99 have a carousel so if you have ammo cooking off, it will be like other MBT with ammo in the hull like Russian, English, German, Israeli and France MBT in service.
A penetration into the bottom of the hull is nearly universally fatal, ammo stored there or not. T-14 and supposedly the undesignated new PLA tank have armored capsules that would in theory protect the crew from a catastrophic lower hit, but it doesn't stop the tank itself from being destroyed.
M1 have the advantage to store ammo outside the crew compartment but at the cost of having it's ammo way more exposed with a turret hit. It would not explode in the tank hull if the blast door are close ( When not recharging the gun) . So the crew is safer if no ammo are carried in the hull. M1 had possibility to carry ammo in the hull too...i don't think that storage is used anymore.
It's very dubious if this is actually an advantage. In the battlefield, a M1 effectively only has whatever thin armor shields the blowout panels in the turret, which will be the most exposed part of the tank. The crew can often survive a M1 being mission killed from ammo cook off, but then you have a likely wounded crew stranded as dismounted infantry in a modern battlefield environment where their survival chances range from low to very low.
The Chinese/German/Russian/Israeli 3rd generation tanks will have the crew instantly killed if an ammo cook off happens, but it's much more difficult to hit the low part of the hull (which is also more armored), and an equivalent hit to a M1 will also kill the crew, although not in an equally spectacular fashion.
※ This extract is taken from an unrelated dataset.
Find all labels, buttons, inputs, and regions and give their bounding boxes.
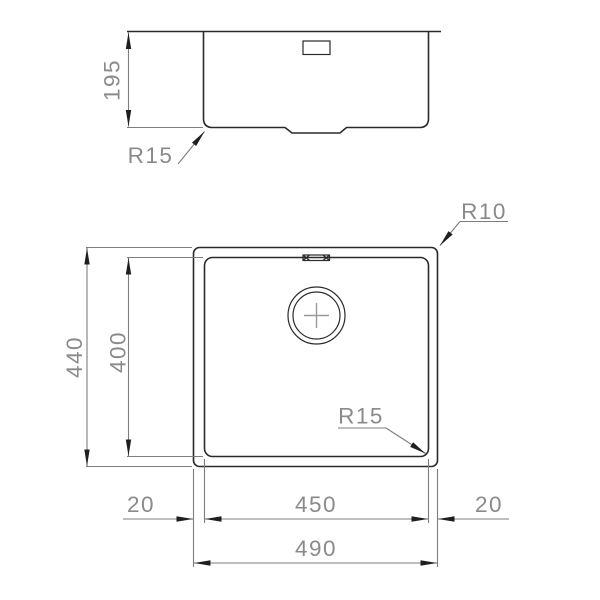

I think there's a good reason why almost every major tank building nation uses ammo stored in the hull bottom, and why both 4th generation tank designs use carousel (with added improvement by armored capsule, which saves the crew but still leaves the tank destroyed).
M1s were designed firstly in an era where they just needed to match the T72 in frontal protection while having a defender's advantage, and then secondly every upgrade afterwards focused on partisan suppression in the middle east.
Having the ammo cook off and leaving the crew stranded is fine if youre not fighting regular military adversaries. It's probably even beneficial through a mineshaft canary effect, where if a M1 gets crossfired by RPGs and gets mission killed, it reveals that the danger in the area is high, while the crew can still run out of there, because they're not in a modern battlefield environment.